By Raymond G. Huessy, CRIMSON STAFF WRITER

Lifting two cats to kitty heaven on a flying tire is hard enough on a multimillion dollar Broadway stage.

But doing it in some of the smallest theaters in the world is even harder.

Raymond G. Huessy '74 does it for a living.

A set designer, Huessy has adapted some of Broadway's most spectacular sets to the spaces of smaller theaters for touring productions.

"I'm sort of a human Xerox machine," Huessy says of working with elements of the set. "The same pictures, the same amount of feeling, without the same amount of space, bulk and time."

He often faces some interesting artistic challenges.
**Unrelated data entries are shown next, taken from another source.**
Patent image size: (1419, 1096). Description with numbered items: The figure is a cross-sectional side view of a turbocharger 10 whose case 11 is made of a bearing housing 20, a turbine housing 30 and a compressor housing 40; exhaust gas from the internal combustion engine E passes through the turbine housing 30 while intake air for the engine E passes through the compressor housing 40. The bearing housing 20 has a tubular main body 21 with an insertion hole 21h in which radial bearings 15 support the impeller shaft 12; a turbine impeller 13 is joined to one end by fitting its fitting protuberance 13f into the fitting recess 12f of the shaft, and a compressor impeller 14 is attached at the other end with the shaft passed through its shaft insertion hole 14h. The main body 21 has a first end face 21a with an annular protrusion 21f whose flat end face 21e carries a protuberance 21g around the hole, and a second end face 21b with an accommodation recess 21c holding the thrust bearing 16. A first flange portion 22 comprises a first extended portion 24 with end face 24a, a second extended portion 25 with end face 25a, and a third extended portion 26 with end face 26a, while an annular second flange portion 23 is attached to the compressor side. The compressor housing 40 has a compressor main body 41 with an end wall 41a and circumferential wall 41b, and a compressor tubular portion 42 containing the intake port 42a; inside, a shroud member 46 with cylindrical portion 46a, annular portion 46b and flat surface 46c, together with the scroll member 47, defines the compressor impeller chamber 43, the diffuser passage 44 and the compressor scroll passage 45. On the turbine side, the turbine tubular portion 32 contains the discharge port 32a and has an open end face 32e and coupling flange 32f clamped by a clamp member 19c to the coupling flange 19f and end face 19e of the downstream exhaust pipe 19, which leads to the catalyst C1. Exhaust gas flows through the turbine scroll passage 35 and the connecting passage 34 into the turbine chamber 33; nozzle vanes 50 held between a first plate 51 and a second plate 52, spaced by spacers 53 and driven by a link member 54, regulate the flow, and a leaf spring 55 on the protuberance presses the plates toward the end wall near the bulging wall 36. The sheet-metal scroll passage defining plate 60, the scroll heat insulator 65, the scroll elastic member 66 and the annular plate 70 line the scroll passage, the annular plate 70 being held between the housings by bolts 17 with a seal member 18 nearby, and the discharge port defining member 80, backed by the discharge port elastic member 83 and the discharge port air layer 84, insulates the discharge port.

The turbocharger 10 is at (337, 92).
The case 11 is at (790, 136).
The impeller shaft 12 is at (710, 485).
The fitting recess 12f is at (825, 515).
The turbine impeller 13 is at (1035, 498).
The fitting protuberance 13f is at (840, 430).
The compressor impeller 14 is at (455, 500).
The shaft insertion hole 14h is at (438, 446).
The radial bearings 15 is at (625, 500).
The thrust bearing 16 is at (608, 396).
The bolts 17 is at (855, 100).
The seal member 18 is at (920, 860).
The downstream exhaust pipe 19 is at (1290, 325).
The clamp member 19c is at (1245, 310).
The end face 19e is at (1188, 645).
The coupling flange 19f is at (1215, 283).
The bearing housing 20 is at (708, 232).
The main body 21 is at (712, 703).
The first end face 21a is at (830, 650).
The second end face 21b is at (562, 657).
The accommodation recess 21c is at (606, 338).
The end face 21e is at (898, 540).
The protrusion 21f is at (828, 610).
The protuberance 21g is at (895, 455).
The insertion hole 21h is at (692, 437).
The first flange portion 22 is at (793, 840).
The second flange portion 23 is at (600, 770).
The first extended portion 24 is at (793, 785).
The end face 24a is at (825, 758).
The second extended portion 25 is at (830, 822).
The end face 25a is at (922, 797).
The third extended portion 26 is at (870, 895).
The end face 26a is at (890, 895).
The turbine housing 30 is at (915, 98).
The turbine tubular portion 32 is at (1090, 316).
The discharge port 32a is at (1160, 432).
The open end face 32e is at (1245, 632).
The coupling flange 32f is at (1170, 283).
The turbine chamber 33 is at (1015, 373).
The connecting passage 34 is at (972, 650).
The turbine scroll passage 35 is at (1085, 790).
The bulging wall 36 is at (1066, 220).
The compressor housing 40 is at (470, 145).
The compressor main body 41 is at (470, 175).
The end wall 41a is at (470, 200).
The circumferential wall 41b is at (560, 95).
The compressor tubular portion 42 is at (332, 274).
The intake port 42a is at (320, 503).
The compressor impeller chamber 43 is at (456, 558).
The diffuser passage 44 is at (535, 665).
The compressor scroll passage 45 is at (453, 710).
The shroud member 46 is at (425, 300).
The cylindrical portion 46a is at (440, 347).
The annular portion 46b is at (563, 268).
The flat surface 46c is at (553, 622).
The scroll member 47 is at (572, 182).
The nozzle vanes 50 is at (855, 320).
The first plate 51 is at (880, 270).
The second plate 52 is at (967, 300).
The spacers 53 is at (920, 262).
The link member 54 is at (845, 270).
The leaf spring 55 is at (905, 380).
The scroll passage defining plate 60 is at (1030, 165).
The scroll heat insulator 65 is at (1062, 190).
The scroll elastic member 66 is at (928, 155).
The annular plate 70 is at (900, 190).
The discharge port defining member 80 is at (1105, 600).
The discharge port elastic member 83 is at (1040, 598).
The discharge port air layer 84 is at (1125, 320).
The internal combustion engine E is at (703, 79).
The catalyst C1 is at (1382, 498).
Besides the flying tire in the finale of "Cats," Huessy had to land a helicopter onstage in "Miss Saigon" and lower a fully furnished mansion to the stage in "Sunset Boulevard."

The sets he constructs have to be simple enough to load into a theater in a matter of hours and sturdy enough to travel cross-country in the back of a truck.

"What I do really is sleight of hand," he says. "Making it look like you've got 10 pounds in a five-pound bag."

Huessey learned the tricks of the trade during his years at Harvard, where he worked on numerous theater projects, including Leverett House musicals and the Gilbert and Sullivan Company.

He was also the first non-professional set designer for the Hasty Pudding Theatricals show in six years.

Besides a set designer, Huessy was a graphic designer, a director and an actor ("In retrospect, I guess not a very good one," he jokes) at Harvard. He often assumed numerous roles at the same time--he was an designer, director and actor in a Leverett House production of "Patience."

Huessy also wanted to be a writer, but changed his mind "somewhere along the line," he says.

"There were too many other people writing the great American novel," he says.

During his undergraduate years, Huessy lived in cooperative housing on Sacramento Street and was affiliated with Dudley House.

He described the living conditions as modest, at best.

"My freshman roommate used to say that the only thing holding the building up was the cockroaches holding hands," he says.

In keeping with Harvard tradition, the students in the co-op named the buildings after past Harvard presidents. The building where they ate was named Eaton House. For sleep, they turned to Hoar House.

"Sophomoric humor is often generated by sophomore students," Huessy says.

Some of his fondest Harvard memories come from cooking for over 80 people at the annual Dudley House banquets.

His culinary ambitions were not too lofty, though--he donned the chef's hat at Dudley because "I'd much rather cook than clean up."

One year, Huessy and the other chefs came running out of the kitchen during the meal, shouting the Burger King theme song: "Hold the pickles, hold the lettuce, special orders don't upset us!"

And a food fight with "particularly unappetizing cheesecake" broke out during a speech by Loeb University Professor Emeritus Archibald Cox '34, who was discussing his involvement with the Watergate saga.

Though he cherishes his days of launching cheesecake, Huessy says he regrets some academic choices he made at Harvard.

Most of all, he says he regrets that he never took a course with a "Harvard luminary."

"I don't think in many ways I took advantage of being at Harvard at all," he says.

In his biography which appeared in the program for the 1974 Pudding show, "Keep Your Pantheon," Huessy joked that his academic difficulties were all part of a larger design.

"Only after his arrival at Harvard could he hope to fulfill his lifelong ambition--the complete subjugation of his academic career to that least proper of all muses," he wrote in the biography.

And he still remembers Harvard best for some of his less academic pursuits.

"My real major was extracurricular activities," he says.

"I could tell you every detail of all the shows I worked on, but I'm not sure of all the classes I took," he adds.

After Harvard, Huessy traveled for a year in Berlin before attending graduate school in theater design at New York University.

"I spent the year trying to talk myself out of going into the theater and I lost," he says.

He says his friends and classmates won't be surprised to hear that his career has kept him near the stage.

"They'd probably be a lot less surprised than I was when it finally happened," he says.